In 2015, the hotel underwent new management and a $25 million renovation to shed its party image, restoring it to its 1920s charm. The hotel has 300 rooms and suites as well as 25,000 square feet of flexible meeting space that includes a ballroom, eight meeting rooms, Tropicana Pool & Café and The Rooftop offering panoramic views of the city.
This renovated 6,000-sq.-ft. neo-Mayan mansion in the heart of Hollywood evokes a sense of mystery and desire. Renowned architect Lloyd Wright designed the Sowden House in 1926 for his pal and photographer John Sowden. The open floor plan was perfect for the lavish and extravagant parties he and his wife, Ruth Sowden, hosted. The Sowden’s eventually sold the house to Dr. George Hodel, who would later be a suspect in the notorious Black Dahlia case. Though Hodel was never convicted of the crime, his son—a retired Los Angeles detective—claims his father murdered Elizabeth Short in the basement of the home in January 1947.
The home is now owned by Dan Goldfarb and has been featured in “The Aviator” and most recently “I Am The Night,” which tells the story of the Black Dahlia murder and the Hodel family. The house is available to rent for charity galas, private parties and corporate retreats and features a spacious living room, formal dining room and an enclosed courtyard with a pool.
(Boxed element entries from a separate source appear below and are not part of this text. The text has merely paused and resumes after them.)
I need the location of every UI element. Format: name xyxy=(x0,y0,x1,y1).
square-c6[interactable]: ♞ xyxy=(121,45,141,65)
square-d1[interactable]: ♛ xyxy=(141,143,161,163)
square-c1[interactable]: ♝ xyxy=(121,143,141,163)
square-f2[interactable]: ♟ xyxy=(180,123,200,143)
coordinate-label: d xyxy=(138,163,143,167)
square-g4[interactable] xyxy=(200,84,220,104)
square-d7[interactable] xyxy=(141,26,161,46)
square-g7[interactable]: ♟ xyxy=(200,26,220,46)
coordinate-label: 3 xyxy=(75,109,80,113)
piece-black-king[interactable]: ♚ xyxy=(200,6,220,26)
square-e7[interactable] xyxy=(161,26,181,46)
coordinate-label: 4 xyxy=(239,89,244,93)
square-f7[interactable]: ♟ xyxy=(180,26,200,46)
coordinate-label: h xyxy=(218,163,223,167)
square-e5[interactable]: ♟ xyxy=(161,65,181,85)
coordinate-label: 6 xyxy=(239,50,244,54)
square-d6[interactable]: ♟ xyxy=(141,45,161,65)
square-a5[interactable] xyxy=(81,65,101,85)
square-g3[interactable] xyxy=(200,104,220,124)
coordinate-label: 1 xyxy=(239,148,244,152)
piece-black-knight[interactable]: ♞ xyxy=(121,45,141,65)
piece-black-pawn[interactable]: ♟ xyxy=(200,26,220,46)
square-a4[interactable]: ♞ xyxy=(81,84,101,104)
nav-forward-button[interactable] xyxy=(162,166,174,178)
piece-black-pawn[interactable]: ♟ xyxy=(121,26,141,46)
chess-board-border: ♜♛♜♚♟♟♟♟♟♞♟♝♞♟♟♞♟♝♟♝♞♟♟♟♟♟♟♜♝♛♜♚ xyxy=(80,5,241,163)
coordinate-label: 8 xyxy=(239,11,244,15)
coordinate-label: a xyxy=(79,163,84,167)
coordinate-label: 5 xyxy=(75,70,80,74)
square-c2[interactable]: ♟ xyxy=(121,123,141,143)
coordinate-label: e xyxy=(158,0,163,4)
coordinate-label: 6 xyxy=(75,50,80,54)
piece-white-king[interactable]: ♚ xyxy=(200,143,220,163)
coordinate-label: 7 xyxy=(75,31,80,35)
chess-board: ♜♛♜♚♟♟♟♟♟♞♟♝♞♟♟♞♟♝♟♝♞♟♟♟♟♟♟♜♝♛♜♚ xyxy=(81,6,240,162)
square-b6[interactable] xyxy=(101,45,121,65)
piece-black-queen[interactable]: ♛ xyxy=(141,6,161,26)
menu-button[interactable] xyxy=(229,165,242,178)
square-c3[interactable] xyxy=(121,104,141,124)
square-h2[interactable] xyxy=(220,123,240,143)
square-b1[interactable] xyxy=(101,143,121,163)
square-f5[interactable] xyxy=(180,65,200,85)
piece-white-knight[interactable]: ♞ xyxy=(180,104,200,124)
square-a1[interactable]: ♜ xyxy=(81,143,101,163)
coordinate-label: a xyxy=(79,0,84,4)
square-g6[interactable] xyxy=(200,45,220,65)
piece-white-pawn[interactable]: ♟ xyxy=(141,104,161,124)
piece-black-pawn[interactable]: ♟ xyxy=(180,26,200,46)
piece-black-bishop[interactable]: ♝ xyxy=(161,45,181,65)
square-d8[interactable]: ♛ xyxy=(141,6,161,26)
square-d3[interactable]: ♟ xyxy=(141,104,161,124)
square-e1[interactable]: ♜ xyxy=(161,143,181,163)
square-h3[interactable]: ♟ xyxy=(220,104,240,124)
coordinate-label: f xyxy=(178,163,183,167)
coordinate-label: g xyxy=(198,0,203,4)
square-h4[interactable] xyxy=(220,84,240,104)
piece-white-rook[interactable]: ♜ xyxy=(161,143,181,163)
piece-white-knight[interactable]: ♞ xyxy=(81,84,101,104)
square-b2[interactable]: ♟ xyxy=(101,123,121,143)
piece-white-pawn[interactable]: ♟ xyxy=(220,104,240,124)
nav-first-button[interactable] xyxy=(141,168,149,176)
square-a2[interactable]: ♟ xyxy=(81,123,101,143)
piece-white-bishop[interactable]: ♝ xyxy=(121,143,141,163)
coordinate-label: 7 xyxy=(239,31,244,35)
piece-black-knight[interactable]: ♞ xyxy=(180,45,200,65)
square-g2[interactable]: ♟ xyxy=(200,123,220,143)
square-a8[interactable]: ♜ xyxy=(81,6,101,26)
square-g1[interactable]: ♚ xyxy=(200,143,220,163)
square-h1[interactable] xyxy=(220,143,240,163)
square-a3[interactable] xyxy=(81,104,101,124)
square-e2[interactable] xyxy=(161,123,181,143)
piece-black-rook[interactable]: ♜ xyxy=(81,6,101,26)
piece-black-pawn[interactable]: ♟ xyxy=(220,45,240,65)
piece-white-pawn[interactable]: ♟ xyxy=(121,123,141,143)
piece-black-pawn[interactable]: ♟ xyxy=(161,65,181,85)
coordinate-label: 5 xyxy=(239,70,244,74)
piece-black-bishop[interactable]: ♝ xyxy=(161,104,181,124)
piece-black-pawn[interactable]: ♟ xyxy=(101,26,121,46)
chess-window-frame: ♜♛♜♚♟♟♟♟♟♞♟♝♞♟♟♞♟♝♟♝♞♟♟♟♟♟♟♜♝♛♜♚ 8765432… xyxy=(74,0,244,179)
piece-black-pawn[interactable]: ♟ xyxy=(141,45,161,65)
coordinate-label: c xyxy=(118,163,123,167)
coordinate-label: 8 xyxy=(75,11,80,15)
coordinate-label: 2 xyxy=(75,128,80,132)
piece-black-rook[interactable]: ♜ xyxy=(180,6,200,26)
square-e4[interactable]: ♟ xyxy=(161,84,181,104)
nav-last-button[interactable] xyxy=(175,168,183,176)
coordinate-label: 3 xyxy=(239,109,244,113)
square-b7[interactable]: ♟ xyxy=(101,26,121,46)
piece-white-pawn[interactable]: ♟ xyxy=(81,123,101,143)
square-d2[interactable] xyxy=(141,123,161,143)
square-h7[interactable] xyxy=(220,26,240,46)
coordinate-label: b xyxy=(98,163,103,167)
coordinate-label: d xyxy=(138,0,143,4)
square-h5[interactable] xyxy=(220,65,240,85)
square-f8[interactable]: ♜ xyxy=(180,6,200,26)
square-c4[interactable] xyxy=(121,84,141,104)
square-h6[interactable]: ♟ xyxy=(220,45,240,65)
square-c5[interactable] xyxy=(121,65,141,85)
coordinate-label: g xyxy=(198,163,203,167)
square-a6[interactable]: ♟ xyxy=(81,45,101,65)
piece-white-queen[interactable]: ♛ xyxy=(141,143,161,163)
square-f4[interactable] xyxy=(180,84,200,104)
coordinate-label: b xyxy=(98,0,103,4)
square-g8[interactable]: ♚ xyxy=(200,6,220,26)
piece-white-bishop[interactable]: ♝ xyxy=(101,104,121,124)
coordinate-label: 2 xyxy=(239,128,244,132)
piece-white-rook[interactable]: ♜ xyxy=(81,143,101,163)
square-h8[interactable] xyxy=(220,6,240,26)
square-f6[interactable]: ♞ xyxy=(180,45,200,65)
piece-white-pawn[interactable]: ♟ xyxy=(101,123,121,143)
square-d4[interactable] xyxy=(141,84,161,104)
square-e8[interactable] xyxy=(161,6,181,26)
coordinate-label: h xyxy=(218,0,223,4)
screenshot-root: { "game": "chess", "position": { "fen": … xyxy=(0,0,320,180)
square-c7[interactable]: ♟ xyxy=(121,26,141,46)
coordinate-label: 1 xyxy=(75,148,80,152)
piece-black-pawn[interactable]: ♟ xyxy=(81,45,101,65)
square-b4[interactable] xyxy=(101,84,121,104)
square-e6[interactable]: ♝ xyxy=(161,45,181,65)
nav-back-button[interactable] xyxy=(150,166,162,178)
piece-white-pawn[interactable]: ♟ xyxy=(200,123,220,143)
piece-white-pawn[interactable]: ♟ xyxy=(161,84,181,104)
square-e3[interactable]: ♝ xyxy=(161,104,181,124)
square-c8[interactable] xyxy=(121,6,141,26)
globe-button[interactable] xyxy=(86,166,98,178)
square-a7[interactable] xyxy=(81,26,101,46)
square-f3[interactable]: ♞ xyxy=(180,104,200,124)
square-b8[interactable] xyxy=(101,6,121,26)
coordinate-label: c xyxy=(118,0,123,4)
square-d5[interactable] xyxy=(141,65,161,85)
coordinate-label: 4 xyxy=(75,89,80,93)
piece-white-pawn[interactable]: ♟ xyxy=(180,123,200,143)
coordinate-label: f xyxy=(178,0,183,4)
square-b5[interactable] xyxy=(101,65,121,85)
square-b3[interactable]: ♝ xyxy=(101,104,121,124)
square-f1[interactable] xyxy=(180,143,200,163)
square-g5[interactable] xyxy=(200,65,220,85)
Hollywood powerhouses such as Bob Hope, Judy Garland, Bing Crosby, The Rolling Stones and the Jackson 5 have all graced the stage at this legendary theater. At one point during the glamorous era of the ‘70s and ‘80s, it was considered the West Coast version of Studio 54 in New York City. No wild stories have been reported at the famous venue, but if these walls could talk … they would have some great stories to tell. Entering its 10th decade, Avalon Hollywood is available for private events, movie screenings, corporate events, conferences and charity galas. It also has an impressive sound system with 40-inch subwoofers, the largest installed in a club.